【涙が枯れるまでに】(2024年11月3日)
〈ルカによる福音書12:41-53〉,前橋中部教会主日礼拝説教(要旨) 堀江知己牧師
主はなぜ答えられなかったのでしょう(41)? 弟子たちのため、それとも皆のため? うまくかわして別の話題に切り替える、といった印象を受けなくもありませんが、「それはあなたがた自身、よく考えてみなさい」という合図だったのかもしれません。聖書において、私たちとは関係ないと思わせる箇所はたくさんあります。私たちが、ある旧約聖書の言葉を取り出して、「これらの言葉は私たちのためですか。それとも当時の人のためですか?」と主に質問すれば、どう答えられるでしょうか? 聖書の言葉は私たちのために書かれたものです。そして、私たちのためであるということは、皆のためでもあるということです。なぜなら、すべての人が福音によって招かれているのですから。「分裂」とはどういう意味なのでしょう? 主がやって来られなければ、全ての人は滅びる定めにありました。そういった意味では皆平等であり、分裂していませんでした。主が来られることによって、信じる人は救われるようになりました。ここに分裂が生じました。よって、主が言われる分裂とは、肯定的な意味での分裂です。「その火が既に燃えていたら――」。火が投じられれば、滅びる者はその時点で確定します。しかし、主はご自身の働きによって、世界を分裂させたくはないとのお気持ちを露わにされます。
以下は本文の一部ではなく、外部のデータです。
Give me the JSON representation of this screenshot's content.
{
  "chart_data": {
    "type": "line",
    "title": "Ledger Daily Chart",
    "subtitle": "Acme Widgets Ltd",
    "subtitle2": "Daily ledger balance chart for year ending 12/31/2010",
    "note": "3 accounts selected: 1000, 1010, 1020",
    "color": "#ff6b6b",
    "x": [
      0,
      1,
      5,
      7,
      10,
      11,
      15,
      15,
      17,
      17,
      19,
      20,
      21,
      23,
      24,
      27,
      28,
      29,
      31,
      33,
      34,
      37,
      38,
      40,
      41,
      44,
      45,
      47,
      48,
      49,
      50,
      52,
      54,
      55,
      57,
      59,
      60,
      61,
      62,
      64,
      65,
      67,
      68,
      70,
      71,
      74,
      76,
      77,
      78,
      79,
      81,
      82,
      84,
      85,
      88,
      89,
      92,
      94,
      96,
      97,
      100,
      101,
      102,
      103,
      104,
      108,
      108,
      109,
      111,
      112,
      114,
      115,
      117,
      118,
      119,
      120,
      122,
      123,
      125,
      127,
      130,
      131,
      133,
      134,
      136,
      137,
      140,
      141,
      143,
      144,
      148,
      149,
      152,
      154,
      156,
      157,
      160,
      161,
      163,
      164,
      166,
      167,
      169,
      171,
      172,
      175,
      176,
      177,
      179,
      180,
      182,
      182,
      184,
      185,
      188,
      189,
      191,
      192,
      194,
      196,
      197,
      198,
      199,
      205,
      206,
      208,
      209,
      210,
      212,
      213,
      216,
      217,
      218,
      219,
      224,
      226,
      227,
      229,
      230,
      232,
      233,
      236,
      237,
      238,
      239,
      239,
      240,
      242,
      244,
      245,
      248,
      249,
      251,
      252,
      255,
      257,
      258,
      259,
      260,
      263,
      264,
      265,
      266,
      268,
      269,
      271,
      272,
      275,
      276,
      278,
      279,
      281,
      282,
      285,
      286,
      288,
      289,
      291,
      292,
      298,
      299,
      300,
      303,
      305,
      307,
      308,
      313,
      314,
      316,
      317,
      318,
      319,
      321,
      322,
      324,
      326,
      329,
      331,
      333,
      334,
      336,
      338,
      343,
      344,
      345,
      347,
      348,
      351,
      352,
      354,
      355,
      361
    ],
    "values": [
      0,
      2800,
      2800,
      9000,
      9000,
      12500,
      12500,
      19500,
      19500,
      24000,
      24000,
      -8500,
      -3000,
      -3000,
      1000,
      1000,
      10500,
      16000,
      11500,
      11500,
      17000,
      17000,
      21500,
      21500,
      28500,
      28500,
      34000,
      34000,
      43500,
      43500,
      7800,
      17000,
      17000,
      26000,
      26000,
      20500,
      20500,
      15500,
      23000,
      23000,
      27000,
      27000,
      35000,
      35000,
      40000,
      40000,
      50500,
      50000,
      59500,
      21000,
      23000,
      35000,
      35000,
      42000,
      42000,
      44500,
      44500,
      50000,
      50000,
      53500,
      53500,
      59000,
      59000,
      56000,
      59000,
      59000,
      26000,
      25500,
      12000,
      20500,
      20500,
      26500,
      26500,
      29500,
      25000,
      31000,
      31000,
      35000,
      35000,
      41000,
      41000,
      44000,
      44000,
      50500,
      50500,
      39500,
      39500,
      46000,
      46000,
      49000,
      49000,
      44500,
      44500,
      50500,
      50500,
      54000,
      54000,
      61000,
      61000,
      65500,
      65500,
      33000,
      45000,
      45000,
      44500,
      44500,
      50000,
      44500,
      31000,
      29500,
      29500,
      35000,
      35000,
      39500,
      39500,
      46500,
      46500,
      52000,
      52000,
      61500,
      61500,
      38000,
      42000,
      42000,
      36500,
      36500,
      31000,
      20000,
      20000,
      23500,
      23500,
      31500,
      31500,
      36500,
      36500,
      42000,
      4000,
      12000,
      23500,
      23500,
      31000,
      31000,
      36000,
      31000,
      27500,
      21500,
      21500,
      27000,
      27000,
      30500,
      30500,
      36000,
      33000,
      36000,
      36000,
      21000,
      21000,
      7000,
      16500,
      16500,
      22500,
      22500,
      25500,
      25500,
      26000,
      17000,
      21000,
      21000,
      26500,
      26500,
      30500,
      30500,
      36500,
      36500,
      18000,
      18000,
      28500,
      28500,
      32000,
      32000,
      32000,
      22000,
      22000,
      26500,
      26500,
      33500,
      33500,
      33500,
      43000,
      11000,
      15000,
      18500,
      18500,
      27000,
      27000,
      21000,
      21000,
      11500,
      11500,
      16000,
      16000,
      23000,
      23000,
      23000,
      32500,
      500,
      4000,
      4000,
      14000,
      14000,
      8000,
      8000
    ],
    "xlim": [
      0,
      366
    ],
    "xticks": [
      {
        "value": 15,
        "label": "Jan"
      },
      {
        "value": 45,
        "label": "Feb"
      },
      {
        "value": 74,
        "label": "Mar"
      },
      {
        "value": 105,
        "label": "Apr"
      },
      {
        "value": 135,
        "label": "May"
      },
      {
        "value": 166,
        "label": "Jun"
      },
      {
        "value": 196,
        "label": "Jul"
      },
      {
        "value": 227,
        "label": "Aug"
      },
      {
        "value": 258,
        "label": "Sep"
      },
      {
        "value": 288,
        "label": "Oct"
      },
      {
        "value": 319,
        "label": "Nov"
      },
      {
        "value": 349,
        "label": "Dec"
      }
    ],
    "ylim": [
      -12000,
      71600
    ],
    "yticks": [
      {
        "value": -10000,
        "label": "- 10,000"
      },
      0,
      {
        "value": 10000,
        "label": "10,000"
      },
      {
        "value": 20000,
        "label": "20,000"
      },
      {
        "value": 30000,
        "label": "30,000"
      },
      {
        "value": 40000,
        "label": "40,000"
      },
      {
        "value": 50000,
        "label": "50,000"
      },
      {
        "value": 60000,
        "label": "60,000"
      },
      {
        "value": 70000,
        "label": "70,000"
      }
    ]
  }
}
優れた教師はクラスの生徒を、こちらは優等生、こちらは劣等生と分けるのを嫌うものではないでしょうか? なぜなら、皆が大切な存在で、皆が優等生になってほしいからです。主がご自身の目で、世界が二分されるのを確認したくはなかったのは、皆が救われてほしかったからです。主の御手に火が燃えています。しかしまだ燃え盛ってはおりません。なぜなら、炎の勢いを削ぐほどに、水が降り注がれているからです。それは主の涙(マタ23:37)。主は今も民を集めようとなさっており、今も泣いておられます。私たちが悔い改めないのを。涙が御目からふんだんに溢れていて、大地に今にも燃え移ろうとする炎の勢いを弱めています。しかし、主の涙もいずれは枯れる。ですからその前に、悔い改めて主の御許に集められましょう!